Pour la validation zkML, vérifier :
● Confirmer que le contrat intègre une bibliothèque de vérification zk auditée (comme SnarkVerifier) et qu'elle est correctement configurée avec une clé de vérification pour le système de preuve spécifique (comme Groth16, PLONK).
● Vérifier que le contrat de validation limite les modèles et la plage d'entrées auxquels la preuve s'applique, pour prévenir les attaques par remplacement de modèle (par exemple, une preuve générée pour un petit modèle mais présentée comme la sortie d'un grand modèle).
● Évaluer le degré de décentralisation de la génération des preuves : dépend-elle d'un seul prouveur ? S'il existe plusieurs prouveurs, concevoir un mécanisme de consensus pour empêcher les prouveurs malveillants.
Conclusion
L'ERC-8004 fournit une norme pour établir la confiance dans les Agents IA, sa sécurité est cruciale pour tout l'écosystème des agents sur la chaîne.

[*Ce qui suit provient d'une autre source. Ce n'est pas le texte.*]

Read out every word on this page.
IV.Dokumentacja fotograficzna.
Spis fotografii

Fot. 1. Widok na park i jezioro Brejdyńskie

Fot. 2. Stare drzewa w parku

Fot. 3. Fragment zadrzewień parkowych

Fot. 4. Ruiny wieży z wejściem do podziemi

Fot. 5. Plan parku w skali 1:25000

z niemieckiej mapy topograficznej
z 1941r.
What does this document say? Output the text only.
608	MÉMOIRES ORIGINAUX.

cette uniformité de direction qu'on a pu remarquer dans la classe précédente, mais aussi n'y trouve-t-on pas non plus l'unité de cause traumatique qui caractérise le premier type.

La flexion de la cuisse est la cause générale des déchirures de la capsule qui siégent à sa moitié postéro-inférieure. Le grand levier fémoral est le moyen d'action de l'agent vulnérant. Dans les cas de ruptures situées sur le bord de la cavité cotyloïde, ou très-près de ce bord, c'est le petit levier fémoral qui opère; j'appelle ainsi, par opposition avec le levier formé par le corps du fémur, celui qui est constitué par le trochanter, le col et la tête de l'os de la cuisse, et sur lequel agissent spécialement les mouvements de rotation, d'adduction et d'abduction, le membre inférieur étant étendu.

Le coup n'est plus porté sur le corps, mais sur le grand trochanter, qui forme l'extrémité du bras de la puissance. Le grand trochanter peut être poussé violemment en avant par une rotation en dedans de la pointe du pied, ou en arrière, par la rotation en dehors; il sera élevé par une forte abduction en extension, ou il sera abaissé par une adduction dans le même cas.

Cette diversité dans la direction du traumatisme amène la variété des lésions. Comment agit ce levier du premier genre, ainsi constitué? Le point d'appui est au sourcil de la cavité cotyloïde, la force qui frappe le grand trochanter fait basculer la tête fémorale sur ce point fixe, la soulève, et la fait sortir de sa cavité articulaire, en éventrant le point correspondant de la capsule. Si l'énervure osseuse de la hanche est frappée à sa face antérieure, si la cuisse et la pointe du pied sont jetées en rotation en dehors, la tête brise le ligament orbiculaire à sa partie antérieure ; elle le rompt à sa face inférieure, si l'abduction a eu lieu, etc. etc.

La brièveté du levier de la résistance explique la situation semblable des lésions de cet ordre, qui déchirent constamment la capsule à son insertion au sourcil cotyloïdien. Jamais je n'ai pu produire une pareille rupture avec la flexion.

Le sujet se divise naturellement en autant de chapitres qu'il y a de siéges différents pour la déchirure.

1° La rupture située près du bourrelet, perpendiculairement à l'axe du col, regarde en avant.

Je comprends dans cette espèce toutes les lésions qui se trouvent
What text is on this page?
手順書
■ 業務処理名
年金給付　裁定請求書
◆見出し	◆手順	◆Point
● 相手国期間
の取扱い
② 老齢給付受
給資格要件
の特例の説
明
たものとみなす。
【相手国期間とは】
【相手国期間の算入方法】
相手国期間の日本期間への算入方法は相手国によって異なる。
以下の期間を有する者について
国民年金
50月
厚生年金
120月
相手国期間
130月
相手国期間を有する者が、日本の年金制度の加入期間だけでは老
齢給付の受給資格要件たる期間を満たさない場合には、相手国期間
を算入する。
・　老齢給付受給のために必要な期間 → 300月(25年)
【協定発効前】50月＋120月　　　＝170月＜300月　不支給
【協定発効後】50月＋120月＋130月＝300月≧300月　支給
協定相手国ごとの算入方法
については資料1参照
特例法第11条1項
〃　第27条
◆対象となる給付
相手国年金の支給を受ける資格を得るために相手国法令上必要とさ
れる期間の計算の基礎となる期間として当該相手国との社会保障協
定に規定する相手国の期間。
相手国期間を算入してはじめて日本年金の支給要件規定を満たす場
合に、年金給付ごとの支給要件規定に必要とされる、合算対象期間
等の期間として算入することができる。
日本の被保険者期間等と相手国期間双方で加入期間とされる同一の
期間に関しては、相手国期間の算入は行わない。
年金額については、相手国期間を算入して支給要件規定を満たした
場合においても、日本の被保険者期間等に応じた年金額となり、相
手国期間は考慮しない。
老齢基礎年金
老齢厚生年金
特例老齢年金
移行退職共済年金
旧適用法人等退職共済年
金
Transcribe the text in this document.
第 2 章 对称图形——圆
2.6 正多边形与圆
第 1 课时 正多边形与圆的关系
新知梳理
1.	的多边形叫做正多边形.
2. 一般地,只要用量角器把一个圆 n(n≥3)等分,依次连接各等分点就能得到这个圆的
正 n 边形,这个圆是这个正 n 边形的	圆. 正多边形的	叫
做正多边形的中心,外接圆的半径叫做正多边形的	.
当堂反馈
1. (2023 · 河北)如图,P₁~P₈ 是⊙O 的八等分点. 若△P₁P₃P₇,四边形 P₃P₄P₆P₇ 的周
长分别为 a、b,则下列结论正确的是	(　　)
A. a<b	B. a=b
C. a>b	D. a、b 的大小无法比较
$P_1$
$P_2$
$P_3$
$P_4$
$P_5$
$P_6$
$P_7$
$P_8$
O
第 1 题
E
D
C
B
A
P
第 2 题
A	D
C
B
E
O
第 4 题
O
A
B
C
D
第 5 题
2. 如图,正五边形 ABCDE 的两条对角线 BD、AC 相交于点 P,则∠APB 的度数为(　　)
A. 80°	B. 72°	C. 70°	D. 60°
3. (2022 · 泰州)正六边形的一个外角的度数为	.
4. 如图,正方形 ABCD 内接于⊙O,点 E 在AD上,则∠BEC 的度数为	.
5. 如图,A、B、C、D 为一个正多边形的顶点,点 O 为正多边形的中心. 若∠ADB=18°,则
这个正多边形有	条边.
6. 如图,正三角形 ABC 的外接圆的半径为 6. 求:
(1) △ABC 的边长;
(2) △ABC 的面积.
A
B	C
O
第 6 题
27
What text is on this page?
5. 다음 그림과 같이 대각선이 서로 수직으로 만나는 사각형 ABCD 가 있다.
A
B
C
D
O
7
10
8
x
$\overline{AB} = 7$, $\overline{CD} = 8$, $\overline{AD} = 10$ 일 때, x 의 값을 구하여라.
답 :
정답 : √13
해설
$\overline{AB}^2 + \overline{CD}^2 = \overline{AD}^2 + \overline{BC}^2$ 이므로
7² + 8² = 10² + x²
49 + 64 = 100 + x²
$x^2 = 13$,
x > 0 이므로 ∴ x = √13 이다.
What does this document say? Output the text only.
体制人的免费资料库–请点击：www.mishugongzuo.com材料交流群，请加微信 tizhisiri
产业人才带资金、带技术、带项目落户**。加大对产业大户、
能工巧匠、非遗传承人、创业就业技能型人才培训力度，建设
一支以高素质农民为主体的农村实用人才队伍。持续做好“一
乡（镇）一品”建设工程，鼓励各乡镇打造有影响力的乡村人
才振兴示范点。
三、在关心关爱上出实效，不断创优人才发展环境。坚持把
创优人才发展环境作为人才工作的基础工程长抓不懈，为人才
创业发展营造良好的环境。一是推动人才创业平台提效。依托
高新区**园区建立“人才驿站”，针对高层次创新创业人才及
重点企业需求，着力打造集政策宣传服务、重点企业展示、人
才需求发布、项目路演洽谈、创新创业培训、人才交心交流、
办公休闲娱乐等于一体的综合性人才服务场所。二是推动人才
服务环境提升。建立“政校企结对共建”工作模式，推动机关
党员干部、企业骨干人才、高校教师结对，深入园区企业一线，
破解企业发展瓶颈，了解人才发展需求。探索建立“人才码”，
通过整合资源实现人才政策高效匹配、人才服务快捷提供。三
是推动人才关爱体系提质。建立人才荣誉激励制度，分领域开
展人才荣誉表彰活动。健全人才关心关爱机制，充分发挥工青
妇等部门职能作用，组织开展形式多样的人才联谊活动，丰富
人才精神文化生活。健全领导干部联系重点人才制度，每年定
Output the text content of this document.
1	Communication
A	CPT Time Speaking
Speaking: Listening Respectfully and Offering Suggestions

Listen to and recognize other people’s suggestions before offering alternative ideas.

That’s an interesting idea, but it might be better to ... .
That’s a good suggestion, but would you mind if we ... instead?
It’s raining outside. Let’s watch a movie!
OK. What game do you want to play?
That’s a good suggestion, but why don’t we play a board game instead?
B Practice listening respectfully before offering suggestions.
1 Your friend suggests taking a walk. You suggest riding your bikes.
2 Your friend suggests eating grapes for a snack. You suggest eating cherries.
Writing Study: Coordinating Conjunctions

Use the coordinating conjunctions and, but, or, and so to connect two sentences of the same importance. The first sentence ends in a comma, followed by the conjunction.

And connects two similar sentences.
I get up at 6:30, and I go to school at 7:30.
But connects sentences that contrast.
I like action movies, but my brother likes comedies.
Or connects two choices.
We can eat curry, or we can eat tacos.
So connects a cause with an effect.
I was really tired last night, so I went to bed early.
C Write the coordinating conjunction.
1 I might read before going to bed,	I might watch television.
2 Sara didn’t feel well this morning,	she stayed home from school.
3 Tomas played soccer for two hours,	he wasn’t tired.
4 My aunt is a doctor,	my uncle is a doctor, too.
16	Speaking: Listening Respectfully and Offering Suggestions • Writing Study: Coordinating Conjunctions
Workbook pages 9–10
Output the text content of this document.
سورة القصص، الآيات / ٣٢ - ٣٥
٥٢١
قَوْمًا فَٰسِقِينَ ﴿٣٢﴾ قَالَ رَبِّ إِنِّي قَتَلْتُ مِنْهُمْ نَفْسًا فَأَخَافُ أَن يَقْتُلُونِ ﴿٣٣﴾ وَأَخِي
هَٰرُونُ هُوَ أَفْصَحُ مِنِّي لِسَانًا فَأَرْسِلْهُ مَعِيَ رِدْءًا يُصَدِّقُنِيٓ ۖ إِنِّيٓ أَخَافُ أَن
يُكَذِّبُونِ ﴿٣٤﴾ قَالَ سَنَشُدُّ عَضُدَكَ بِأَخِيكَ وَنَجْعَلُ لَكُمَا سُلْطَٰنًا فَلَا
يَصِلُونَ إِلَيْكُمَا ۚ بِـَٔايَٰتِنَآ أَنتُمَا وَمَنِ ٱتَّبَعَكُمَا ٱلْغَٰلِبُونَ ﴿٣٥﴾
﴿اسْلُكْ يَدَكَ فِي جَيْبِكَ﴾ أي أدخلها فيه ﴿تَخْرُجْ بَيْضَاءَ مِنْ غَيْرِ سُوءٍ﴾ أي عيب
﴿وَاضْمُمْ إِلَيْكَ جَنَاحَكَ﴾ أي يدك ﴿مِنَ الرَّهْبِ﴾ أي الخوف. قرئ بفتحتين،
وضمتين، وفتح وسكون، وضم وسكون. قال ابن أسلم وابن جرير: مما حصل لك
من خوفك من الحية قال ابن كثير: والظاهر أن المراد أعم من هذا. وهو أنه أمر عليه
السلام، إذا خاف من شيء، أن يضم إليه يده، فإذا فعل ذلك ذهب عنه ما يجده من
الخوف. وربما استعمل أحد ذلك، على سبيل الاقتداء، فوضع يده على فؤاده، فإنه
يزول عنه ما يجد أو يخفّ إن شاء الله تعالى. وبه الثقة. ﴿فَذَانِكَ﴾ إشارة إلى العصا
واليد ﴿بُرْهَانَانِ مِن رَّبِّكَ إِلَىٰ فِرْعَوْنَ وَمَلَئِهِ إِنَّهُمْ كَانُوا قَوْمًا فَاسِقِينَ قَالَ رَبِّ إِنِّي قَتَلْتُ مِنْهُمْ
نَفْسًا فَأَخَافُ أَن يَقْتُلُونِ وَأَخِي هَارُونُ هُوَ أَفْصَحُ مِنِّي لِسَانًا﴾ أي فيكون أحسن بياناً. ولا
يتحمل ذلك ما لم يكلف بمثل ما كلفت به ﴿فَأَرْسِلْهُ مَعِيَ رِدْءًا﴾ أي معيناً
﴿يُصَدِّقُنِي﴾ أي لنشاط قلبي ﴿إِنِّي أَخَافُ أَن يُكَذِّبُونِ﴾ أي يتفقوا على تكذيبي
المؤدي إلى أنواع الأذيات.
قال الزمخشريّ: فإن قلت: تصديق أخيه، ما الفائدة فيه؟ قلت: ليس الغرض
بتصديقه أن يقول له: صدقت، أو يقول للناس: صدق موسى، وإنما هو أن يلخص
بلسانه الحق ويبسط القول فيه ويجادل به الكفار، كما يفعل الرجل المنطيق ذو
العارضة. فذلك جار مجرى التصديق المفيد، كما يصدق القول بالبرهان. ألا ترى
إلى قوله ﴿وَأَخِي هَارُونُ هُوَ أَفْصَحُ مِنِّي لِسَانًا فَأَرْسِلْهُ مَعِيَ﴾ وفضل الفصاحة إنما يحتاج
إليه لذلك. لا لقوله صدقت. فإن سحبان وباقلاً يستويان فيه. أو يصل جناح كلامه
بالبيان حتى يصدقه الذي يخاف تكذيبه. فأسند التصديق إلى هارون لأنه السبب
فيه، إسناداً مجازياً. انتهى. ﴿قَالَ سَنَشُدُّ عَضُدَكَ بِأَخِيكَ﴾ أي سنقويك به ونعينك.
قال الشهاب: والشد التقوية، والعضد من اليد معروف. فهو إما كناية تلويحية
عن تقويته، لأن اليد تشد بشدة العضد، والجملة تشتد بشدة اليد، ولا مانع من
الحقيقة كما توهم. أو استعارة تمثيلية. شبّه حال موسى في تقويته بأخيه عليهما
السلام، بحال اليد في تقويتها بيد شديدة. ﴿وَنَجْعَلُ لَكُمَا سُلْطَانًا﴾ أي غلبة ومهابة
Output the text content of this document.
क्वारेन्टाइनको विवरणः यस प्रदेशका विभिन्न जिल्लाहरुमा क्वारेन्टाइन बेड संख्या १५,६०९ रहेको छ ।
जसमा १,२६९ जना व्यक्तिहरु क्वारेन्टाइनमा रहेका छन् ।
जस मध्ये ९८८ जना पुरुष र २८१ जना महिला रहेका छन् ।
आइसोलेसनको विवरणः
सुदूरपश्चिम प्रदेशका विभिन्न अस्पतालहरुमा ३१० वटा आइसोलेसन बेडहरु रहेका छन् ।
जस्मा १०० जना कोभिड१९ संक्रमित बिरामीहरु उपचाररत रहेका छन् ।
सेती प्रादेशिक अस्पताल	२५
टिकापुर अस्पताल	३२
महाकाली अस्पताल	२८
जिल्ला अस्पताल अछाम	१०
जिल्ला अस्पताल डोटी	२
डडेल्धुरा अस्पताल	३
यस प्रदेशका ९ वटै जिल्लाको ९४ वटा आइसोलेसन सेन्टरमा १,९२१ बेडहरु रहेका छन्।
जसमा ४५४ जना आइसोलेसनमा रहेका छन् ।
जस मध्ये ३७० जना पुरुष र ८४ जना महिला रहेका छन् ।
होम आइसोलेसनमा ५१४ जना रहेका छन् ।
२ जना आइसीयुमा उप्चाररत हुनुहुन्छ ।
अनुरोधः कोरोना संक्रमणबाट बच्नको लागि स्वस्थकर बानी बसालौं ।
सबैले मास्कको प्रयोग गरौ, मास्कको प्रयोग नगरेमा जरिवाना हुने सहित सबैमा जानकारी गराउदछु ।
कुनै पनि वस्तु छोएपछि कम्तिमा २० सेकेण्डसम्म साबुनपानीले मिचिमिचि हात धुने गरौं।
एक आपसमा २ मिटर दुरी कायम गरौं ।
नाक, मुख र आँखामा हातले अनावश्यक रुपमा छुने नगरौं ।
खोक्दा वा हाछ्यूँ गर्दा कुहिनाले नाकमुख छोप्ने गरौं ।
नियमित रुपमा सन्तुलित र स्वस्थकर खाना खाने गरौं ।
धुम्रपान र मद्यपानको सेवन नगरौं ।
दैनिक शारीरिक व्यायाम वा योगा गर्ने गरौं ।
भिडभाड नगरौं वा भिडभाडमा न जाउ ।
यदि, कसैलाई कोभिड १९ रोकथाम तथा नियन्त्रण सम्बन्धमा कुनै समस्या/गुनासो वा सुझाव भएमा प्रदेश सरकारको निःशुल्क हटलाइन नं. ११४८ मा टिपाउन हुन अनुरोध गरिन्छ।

Le travail d'audit de sécurité doit comprendre en profondeur l'intention de conception et les risques potentiels des trois registres. De plus, la complexité des interactions inter-contrats et les vulnérabilités conventionnelles ne doivent pas être négligées. Un audit complet et rigoureux est nécessaire pour s'assurer que l'ERC-8004 tient réellement sa promesse de « sans confiance », jetant une base de sécurité pour l'avenir des agents autonomes.